Some archaeological evidence points to the church building being possibly larger than it currently is, and that it was located quite close to a village, some 0.5 mi to the east. The name of the village is first recorded in 1088 for Kirby (Kirkja-by(r)), and in 1086 in the Domesday Book for Sigston (Sig(h)estun). Many of the places that have names beginning with Kirkby or Kirby, have documented evidence showing churches in either the eight, ninth, tenth or eleventh centuries. So the name could indicate a church of earlier origin than the current building. Foundation stones discovered during the renovations of the 1890s are believed to be from an earlier church than the current structure.

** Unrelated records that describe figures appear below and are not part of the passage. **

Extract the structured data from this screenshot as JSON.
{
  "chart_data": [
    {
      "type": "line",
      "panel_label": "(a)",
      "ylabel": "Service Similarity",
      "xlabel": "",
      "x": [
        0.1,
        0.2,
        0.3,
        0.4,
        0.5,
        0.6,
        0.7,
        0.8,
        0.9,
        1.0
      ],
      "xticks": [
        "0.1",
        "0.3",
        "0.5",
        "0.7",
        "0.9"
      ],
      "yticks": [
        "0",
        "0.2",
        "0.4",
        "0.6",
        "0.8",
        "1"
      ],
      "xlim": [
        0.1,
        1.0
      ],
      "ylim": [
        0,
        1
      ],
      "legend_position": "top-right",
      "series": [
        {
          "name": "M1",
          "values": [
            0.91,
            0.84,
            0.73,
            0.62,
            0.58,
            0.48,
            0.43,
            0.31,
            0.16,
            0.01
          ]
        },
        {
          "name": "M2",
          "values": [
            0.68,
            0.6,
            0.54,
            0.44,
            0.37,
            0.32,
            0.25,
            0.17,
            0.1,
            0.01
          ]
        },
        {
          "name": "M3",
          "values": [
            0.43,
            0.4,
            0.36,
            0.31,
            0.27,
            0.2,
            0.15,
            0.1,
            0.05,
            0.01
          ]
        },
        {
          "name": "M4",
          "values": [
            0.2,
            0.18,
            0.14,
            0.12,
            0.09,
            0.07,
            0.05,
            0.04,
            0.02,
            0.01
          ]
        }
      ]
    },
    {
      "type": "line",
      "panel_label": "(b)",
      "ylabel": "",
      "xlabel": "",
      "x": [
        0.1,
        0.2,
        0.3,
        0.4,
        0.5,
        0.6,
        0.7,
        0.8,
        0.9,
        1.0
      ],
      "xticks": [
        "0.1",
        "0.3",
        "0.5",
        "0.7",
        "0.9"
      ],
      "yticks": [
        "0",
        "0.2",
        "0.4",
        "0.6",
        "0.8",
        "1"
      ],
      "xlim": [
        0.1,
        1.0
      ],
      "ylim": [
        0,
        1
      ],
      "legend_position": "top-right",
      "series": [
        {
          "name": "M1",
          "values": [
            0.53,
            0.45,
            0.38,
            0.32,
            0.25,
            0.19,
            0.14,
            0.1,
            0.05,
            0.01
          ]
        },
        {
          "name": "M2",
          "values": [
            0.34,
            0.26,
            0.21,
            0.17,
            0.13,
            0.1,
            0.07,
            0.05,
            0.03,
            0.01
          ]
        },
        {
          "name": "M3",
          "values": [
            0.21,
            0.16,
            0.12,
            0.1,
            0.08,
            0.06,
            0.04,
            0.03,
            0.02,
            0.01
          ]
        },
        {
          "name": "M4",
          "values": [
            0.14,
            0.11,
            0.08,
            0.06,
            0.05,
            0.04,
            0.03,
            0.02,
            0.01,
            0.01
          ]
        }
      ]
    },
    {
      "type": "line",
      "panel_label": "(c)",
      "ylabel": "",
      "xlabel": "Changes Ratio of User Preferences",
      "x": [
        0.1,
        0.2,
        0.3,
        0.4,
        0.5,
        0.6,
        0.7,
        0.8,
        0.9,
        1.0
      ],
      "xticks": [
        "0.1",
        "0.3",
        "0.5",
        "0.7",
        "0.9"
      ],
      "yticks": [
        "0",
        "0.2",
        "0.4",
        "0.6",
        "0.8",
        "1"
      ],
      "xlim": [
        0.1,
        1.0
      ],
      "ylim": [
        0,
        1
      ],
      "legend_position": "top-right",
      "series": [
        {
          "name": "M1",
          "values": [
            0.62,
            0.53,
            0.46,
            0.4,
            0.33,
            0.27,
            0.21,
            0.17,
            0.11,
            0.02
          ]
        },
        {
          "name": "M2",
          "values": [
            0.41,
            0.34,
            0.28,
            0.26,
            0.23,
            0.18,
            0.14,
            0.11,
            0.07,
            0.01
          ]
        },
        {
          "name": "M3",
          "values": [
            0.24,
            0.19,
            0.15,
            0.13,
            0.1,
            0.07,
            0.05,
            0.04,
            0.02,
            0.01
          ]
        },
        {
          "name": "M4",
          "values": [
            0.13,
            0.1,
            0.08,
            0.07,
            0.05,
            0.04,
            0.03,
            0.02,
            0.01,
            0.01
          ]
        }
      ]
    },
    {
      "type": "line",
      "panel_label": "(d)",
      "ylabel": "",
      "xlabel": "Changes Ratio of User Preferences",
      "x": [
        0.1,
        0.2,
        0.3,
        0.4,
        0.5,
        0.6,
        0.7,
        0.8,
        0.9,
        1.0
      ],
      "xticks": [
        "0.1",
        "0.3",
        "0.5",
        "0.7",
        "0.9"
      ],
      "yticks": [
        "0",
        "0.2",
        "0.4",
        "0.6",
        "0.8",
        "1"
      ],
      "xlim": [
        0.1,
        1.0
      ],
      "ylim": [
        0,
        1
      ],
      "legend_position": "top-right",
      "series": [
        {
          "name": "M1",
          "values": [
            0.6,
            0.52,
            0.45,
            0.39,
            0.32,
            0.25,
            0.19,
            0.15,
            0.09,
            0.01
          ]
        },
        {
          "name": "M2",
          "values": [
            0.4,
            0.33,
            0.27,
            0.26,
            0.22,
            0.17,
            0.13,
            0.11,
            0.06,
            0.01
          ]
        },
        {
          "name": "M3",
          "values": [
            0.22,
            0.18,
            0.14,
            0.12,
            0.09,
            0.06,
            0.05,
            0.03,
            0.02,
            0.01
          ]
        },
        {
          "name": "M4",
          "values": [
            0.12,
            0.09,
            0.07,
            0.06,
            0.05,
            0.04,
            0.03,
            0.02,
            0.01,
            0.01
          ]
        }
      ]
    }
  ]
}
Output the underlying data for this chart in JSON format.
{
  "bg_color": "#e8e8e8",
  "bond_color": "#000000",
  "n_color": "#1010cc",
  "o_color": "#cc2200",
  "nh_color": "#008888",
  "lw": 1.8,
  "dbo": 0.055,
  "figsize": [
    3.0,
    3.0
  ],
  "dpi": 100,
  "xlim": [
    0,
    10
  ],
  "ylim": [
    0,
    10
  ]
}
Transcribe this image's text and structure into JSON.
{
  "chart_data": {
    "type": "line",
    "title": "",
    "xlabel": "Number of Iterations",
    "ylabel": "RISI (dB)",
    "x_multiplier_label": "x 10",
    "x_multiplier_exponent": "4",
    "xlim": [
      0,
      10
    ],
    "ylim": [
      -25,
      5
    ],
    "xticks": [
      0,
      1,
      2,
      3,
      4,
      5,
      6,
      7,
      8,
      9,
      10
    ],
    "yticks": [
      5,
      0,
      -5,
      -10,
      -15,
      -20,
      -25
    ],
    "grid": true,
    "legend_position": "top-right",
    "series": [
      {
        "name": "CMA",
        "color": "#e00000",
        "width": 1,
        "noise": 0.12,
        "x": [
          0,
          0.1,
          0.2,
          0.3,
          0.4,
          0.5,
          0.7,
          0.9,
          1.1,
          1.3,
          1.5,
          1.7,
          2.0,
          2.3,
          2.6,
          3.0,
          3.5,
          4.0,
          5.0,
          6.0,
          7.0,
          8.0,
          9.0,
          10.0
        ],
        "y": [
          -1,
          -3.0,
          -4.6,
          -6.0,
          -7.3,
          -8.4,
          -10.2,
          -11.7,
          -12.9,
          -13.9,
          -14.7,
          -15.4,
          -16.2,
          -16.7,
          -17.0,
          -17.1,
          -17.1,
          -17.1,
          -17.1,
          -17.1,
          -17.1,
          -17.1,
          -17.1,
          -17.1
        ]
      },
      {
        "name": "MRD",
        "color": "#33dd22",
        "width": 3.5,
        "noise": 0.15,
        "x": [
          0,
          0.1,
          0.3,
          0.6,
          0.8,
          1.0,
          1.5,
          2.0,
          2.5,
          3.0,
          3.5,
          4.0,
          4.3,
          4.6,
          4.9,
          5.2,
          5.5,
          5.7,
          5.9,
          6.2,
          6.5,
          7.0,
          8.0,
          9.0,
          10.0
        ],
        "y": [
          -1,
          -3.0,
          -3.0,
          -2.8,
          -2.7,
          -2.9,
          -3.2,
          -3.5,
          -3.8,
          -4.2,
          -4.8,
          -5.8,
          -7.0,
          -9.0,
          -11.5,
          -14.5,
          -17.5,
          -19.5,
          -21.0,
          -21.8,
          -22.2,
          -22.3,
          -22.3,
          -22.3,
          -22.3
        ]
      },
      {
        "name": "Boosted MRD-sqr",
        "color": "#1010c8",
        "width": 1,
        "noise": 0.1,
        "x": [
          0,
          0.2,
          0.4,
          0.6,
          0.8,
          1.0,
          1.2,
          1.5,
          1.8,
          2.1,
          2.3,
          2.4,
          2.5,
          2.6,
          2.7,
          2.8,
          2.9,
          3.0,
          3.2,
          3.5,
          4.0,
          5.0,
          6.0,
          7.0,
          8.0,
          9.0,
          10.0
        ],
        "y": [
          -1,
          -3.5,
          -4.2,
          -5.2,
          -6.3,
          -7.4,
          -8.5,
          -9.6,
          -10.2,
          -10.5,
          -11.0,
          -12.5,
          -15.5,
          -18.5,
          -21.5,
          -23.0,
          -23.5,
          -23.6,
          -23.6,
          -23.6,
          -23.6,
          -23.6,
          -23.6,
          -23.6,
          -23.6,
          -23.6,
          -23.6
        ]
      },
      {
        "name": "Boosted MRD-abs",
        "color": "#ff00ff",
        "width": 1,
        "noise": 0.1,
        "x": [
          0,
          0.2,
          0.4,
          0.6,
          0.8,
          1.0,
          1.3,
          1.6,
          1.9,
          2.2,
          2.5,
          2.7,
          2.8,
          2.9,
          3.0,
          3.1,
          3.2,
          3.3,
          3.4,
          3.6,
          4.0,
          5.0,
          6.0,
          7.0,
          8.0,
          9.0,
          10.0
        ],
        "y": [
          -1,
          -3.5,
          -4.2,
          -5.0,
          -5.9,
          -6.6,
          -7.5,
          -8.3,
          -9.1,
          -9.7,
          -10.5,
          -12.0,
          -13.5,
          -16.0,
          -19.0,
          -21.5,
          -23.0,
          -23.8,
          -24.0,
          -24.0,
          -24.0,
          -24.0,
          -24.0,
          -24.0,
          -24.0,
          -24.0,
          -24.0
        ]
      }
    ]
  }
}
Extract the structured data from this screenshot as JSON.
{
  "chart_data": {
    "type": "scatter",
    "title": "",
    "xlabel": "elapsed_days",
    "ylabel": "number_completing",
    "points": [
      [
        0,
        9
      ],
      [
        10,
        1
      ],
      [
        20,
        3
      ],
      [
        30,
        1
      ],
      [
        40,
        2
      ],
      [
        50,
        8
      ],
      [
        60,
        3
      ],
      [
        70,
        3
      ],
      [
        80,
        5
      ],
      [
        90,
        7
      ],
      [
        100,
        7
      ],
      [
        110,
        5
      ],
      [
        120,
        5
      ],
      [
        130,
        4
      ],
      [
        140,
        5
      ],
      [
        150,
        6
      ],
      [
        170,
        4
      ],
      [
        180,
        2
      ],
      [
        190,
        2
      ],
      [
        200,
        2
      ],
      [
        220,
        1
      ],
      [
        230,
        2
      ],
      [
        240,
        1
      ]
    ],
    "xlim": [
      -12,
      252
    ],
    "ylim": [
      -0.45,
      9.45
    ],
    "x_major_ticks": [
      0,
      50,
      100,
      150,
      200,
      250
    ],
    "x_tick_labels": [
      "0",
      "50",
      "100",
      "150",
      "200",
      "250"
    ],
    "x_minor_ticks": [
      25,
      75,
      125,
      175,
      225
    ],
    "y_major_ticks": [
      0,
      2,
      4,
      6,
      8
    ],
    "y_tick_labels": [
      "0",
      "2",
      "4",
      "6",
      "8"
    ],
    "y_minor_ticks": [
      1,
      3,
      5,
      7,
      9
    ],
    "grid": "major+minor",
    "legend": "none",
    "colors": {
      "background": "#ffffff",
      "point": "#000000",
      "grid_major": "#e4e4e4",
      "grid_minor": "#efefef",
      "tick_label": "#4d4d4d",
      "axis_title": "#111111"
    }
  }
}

The church is in the benefice of Kirby Sigston, part of the Deanery of Mowbray and the Archdeaconry of Cleveland, and is in the Diocese of York. In the 14th century, difficulties arose in the provision of advowson of the church; the prior and abbey at Durham laid claim, and with the assistance of Edward III, they installed their preferred priest, John de Halnaby, to the benefice. However, the pope wanted 'his man', Thomas de Carleton, to be the incumbent at Kirby Sigston. de Carleton won out, but thereafter, and until the Dissolution in the 1530s, the advowson remained with Durham.

The churchyard contains the grave of Francis Lascelles.